樹木希林さん(享年75)は、映画「万引き家族」など是枝裕和監督(56)作品の常連だった。是枝監督は16日、希林さんから今年3月に、がんが骨に転移したことを知らされていたことなどを明かした。

是枝監督は「僕が希林さんとご一緒したのは、彼女の長いキャリアの中で最後の10年ちょっとに過ぎませんが、監督と役者という関係を超えて、とても濃密な、楽しい時間を共有させていただき、感謝の気持ちでいっぱいです」とのコメントを発表した。
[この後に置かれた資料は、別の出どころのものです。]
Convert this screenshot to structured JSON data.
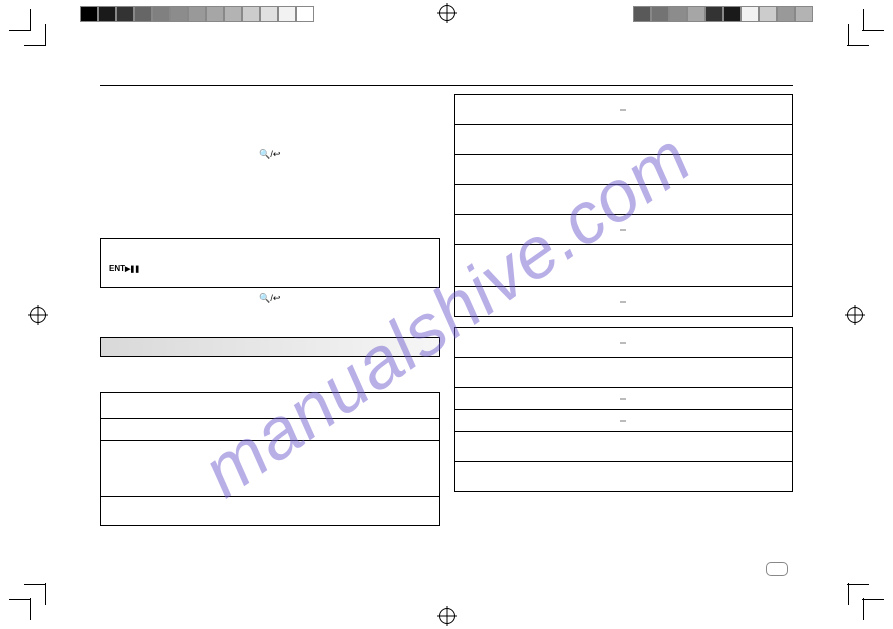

骨への転移を聞いた時のことを、是枝監督は「言葉を失う僕たちスタッフを逆に気遣いながら本人はすぐに終活に入られたようでした」と振り返った。

「万引き家族」の宣伝キャンペーンや、カンヌ映画祭参加、公開初日舞台あいさつをともに行ってきた。是枝監督は「ご自身の中に残ったエネルギーと冷静に向き合い、コントロールされながら、それでも役者の仕事を全うされようとしているその姿勢に頭が下がりました。身体が弱ってからもどこかその、初めての体験を面白がっているようなところがあり、すごみ軽やかさの同居した姿は、神々しくさえありました。最期の瞬間まで、本当に見事な、いかにも希林さんらしい人生の締めくくり方をされたと思います」。

是枝監督は「もう、杉村春子さんや、森繁久弥さんや、久世光彦さんの、モノマネを混じえた楽しいお話をうかがえないのは本当に寂しいですが、心よりご冥福をお祈りいたします。ありがとうございました」と締めくくった。